La cloche fêlée
Charles Baudelaire (1821-1867)
Il est amer et doux, pendant les nuits d'hiver,
D'écouter, près du feu qui palpite et qui fume,
Les souvenirs lointains lentement s'élever
Au bruit des carillons qui chantent dans la brume.
Bienheureuse la cloche au gosier vigoureux
Qui, malgré sa vieillesse, alerte et bien portante,
Jette fidèlement son cri religieux,
Ainsi qu'un vieux soldat qui veille sous la tente!

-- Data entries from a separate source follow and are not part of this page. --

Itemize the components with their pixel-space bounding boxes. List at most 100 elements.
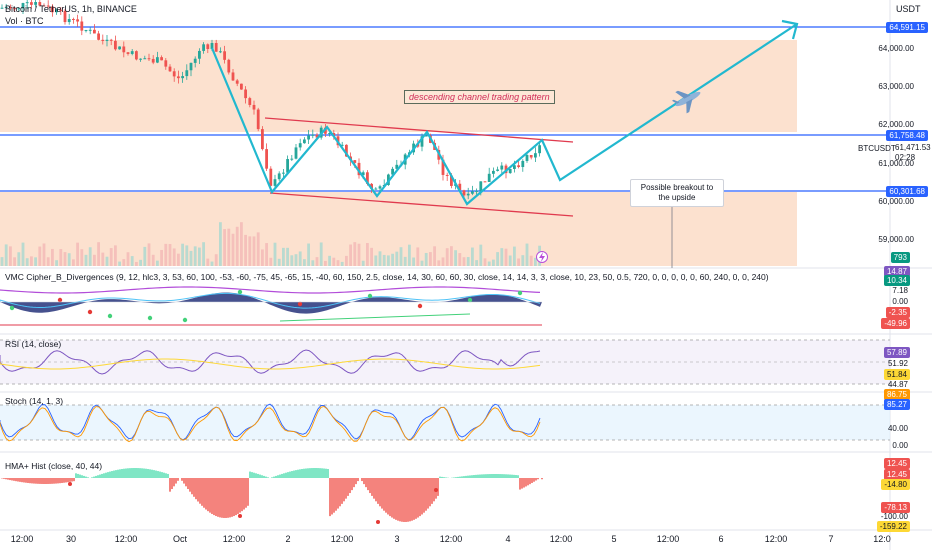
channel-top[interactable]	[264, 117, 574, 143]
candle-body	[0, 7, 4, 9]
candle-body	[311, 134, 315, 136]
vmc-dot	[517, 290, 523, 296]
time-tick: 7	[828, 534, 834, 544]
time-tick: 2	[285, 534, 291, 544]
candle-body	[445, 174, 449, 176]
last-price: 61,471.53	[895, 143, 931, 152]
level-lower-tag[interactable]: 60,301.68	[886, 186, 928, 197]
rsi-value: 51.92	[887, 359, 908, 368]
volume-bar	[416, 247, 420, 266]
candle-body	[345, 144, 348, 157]
channel-bottom[interactable]	[269, 192, 574, 217]
candle-body	[84, 30, 88, 32]
time-tick: 12:00	[764, 534, 788, 544]
candle-body	[244, 89, 247, 99]
candle-body	[46, 5, 50, 7]
volume-bar	[147, 243, 151, 266]
hma-value: 12.45	[883, 458, 910, 469]
time-tick: 12:00	[656, 534, 680, 544]
volume-bar	[420, 260, 424, 266]
volume-bar	[508, 255, 512, 266]
vmc-dot	[237, 289, 243, 295]
candle-body	[118, 46, 121, 50]
volume-bar	[206, 258, 210, 266]
vmc-dot	[297, 301, 303, 307]
volume-bar	[315, 257, 319, 266]
volume-bar	[479, 244, 483, 266]
breakout-note[interactable]: Possible breakout to the upside	[630, 179, 724, 207]
volume-bar	[399, 247, 403, 266]
candle-body	[231, 72, 235, 81]
candle-body	[227, 59, 231, 73]
volume-bar	[9, 246, 12, 266]
rsi-lines	[0, 349, 541, 375]
candle-body	[139, 58, 142, 60]
volume-bar	[475, 260, 478, 266]
volume-bar	[408, 244, 411, 266]
vmc-mfi-line	[0, 286, 541, 294]
volume-bar	[135, 261, 138, 266]
vmc-title[interactable]: VMC Cipher_B_Divergences (9, 12, hlc3, 3…	[5, 272, 769, 282]
volume-bar	[76, 242, 79, 266]
candle-body	[328, 133, 331, 135]
candle-body	[109, 39, 113, 41]
volume-bar	[361, 260, 365, 266]
volume-bar	[424, 252, 428, 266]
candle-body	[172, 71, 176, 77]
vmc-dot	[57, 297, 63, 303]
volume-bar	[25, 258, 29, 266]
volume-bar	[51, 248, 54, 266]
candle-body	[168, 66, 172, 72]
candle-body	[189, 62, 193, 71]
vmc-pane	[0, 286, 542, 323]
candle-body	[80, 21, 84, 31]
candle-body	[517, 165, 520, 168]
volume-bar	[256, 232, 260, 266]
candle-body	[101, 39, 105, 41]
volume-bar	[17, 252, 21, 266]
candle-body	[391, 168, 394, 175]
volume-bar	[286, 247, 289, 266]
candle-body	[21, 3, 25, 9]
arrow-head	[781, 19, 799, 40]
volume-bar	[181, 243, 184, 266]
level-upper-tag[interactable]: 61,758.48	[886, 130, 928, 141]
stoch-title[interactable]: Stoch (14, 1, 3)	[5, 396, 64, 406]
pattern-label[interactable]: descending channel trading pattern	[404, 90, 555, 104]
hma-title[interactable]: HMA+ Hist (close, 40, 44)	[5, 461, 103, 471]
volume-bar	[240, 222, 243, 266]
candle-body	[67, 18, 71, 23]
candle-body	[235, 80, 239, 84]
level-top-tag[interactable]: 64,591.15	[886, 22, 928, 33]
candle-body	[76, 19, 79, 22]
candle-body	[256, 109, 260, 130]
volume-bar	[466, 257, 470, 266]
volume-bar	[487, 261, 491, 266]
volume-legend[interactable]: Vol · BTC	[5, 16, 44, 26]
candle-body	[34, 2, 37, 5]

Moi, mon âme est fêlée, et lorsqu'en ses ennuis
Elle veut de ses chants peupler l'air froid des nuits,
Il arrive souvent que sa voix affaiblie
Semble le râle épais d'un blessé qu'on oublie
Au bord d'un lac de sang, sous un grand tas de morts
Et qui meurt, sans bouger, dans d'immenses efforts.
La campana rajada
Es amargo y dulce, durante las noches de invierno,
Escuchar, cabe, el fuego que palpita y humea,
Los recuerdos lejanos lentamente elevarse
Al ruido de los carrillones que cantan en la bruma.
Bienaventurada la campana de garganta vigorosa
Que, malgrado su vejez, alerta y saludable,
Arroja fielmente su grito religioso,
¡Tal como un veterano velando bajo la tienda!
Yo, tengo el alma rajada, y cuando en su tedio
Ella quiere de sus canciones poblar el frío de las noches,
Ocurre con frecuencia que su voz debilitada
Parece el rudo estertor de un herido olvidado
Al borde de un lago de sangre, bajo un montón de muertos,
Y que muere, sin moverse, entre inmensos esfuerzos.